A retina specialist discusses impressions and key takeaway points from the case of a 74-year-old man with diabetic macular edema (DME).
David A. Eichenbaum, MD, FASRS: My initial impression of this case is that this is a patient with chronic diabetic macular edema who has achieved partial control. It’s the type of patient that we’ve historically said we’re good enough with. We’ve often tried them on corticosteroids like I did with this patient. But if the patient can’t tolerate corticosteroids because of IOP [intraocular pressure] response or other issues, we then revert back to frequent antiangiogenic monotherapy. It’s nice to be able to offer the patients something more. The challenge in this situation is that we do not have a good handle on this type of patient from the registration data for faricimab. Those patients were either treatment-naive or well washed out from diabetic treatment. This patient never would have come into the faricimab registration trial. So we’re working in uncharted territory. However, we do have faricimab as an on-label, commercially available option for these patients. As this case demonstrates, we’ll perhaps have some success in these patients who have been hard to treat with frequent antiangiogenic injections.
To determine the goals of therapy, I really look at the anatomy. This patient had diabetic macular edema with intraretinal fluid at the center of the macula, with decreased visual acuity despite frequent antiangiogenic therapy. My goal is to dehydrate the macula. I often tell patients that I can’t control their vision, but I can work hard to improve their anatomy. So my goal in this specific clinical scenario, in this specific case, is that I want the anatomy to be better. When we achieve that, fortunately in this case, we also achieve an improvement in its subjective and objective acuity.
The role of approved anti-VEGFs [vascular endothelial growth factors] in the treatment of diabetic macular edema has been well established. We’ve used antiangiogenic therapy as our gold standard first-line treatment for the last 10 to 15 years in diabetic macular edema. What we’re seeing now with the faricimab data is the addition of a second target. Bispecific inhibition may be moving us beyond the antigen monotherapy era with regards to durability and efficacy to give our patients overall similar visual acuity outcomes, but with less frequent intravitreal injections. Potency and durability are very important to me when selecting a therapy. That’s why I’ve always looked toward the most potent and most durable agent as a first-line treatment for my diabetic macular edema patients. And we see with the registration data, at least in the clinical trial population with faricimab, that we may be moving into a new era of potency with regards to anatomic improvements and a new era of durability with regards to extended intervals between treatment administrations.
Faricimab is different from other intravitreal agents because it is a bispecific inhibitor. It’s the first bispecific inhibitor for intraocular use. We have suppressed vascular endothelial growth factor A very effectively with off-label and high affinity on-label therapies for 10 to 15 years. What’s remarkable about adding faricimab to the armamentarium is it allows us to inhibit a second cytokine, angiopoietin-2, which has robust basic science evidence as being a mediator of vascular destabilization and leakage through damaged vessels. The addition of inhibition of angiopoietin-2 may help us move beyond the antiangiogenic monotherapy era to give our patients better efficacy and a lower burden of treatment.
The durability of faricimab in the YOSEMITE and RHINE trials is remarkable because we have not seen a population in a randomized controlled prospective trial achieve parity with high-frequency antiangiogenic, anti-VEGF monotherapy with the extended intervals that the faricimab patients in the personalized treatment interval arm enjoyed starting in the first year of treatment, which then continued to have further extension in the second year of treatment.
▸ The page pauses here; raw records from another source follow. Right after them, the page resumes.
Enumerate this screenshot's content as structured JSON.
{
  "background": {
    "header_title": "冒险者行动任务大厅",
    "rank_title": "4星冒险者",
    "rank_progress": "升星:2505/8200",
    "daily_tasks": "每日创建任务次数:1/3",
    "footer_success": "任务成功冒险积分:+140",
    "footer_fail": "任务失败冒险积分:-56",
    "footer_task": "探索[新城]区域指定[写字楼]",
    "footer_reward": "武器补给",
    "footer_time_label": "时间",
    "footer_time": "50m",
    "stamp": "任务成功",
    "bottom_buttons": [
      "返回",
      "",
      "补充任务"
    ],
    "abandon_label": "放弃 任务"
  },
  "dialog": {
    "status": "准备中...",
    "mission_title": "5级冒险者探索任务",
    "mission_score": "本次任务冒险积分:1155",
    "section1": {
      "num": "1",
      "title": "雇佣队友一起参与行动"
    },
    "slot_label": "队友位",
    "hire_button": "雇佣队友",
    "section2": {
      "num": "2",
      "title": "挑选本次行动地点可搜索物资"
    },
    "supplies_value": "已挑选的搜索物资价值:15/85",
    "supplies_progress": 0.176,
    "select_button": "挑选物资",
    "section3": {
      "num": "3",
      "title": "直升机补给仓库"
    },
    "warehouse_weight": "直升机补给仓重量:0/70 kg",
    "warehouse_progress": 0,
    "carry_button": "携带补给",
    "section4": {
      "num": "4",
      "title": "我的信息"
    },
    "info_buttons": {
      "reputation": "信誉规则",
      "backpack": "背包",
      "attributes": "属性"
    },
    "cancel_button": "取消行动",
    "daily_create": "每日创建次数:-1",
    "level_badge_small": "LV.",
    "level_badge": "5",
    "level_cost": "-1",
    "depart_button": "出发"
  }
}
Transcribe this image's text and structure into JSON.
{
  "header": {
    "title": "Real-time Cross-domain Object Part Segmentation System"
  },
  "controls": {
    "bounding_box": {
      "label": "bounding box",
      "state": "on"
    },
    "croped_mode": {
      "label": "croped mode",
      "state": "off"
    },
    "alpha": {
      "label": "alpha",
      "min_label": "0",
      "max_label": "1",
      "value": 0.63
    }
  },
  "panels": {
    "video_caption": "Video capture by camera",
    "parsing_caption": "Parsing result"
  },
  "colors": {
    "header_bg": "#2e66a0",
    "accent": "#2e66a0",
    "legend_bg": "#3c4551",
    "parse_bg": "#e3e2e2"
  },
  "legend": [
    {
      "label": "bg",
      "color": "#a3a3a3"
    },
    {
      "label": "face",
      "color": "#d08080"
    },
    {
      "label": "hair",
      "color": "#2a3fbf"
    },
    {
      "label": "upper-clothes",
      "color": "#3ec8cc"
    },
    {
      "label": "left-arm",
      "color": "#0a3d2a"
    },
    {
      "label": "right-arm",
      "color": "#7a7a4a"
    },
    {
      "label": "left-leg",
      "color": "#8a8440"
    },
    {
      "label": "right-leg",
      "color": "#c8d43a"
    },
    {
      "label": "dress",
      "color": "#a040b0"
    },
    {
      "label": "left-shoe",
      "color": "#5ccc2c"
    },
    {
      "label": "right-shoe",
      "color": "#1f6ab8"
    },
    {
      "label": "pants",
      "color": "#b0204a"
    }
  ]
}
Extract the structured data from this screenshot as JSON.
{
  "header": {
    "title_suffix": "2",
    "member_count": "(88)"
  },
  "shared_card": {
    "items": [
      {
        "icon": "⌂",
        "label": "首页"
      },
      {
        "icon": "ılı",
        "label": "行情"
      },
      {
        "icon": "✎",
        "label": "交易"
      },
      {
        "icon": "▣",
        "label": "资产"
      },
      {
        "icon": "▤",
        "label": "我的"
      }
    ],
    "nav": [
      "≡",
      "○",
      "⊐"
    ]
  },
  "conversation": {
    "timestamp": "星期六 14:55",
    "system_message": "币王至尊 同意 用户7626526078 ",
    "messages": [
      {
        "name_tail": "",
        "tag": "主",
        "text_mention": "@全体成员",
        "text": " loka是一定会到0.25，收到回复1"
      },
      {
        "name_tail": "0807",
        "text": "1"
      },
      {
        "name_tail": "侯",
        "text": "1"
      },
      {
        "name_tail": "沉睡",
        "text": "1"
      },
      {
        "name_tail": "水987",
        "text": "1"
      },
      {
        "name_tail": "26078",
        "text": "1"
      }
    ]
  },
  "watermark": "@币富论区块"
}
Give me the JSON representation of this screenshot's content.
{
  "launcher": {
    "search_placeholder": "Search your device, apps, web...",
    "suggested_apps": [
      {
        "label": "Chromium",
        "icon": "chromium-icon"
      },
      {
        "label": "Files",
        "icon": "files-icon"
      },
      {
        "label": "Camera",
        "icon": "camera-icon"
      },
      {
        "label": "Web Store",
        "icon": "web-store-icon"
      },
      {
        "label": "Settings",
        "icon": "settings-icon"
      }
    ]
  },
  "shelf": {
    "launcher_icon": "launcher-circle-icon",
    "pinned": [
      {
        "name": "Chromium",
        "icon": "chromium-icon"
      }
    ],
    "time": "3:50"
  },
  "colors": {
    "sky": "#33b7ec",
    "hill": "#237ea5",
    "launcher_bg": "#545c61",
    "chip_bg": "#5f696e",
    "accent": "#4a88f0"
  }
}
The remarkable thing about giving patients the option of a drug that can extend most of them to Q [every] 12 or 6 week intervals in the first and second year of treatment is that we may be able to see diabetics actually adhere to our recommended intervals for treatment, as opposed to diabetics who do poorly because they cannot adhere to high-frequency injection intervals. I’m hopeful that the addition of this new molecule with its extended durability will allow our patients in the real world to do as well or close to as well as patients in our clinical trials.
What stood out to me after I discussed this case with colleagues at our round table is how enthusiastic retina specialists remain to try something new and innovative. Retina specialists as a group continue to want to lead. Every retina doctor wants to be innovative and offer patients the newest best therapy that they can, and retina doctors want their patients to do well. We know as a group that the frequent injections that some patients require are typically intolerable over the long term, and that adherence cannot be expected. We all want our patients to do better, and if we have an agent that can do that while reducing the burden of treatment, I’m impressed that most retina specialists would be willing to adopt it relatively early in its commercial life cycle.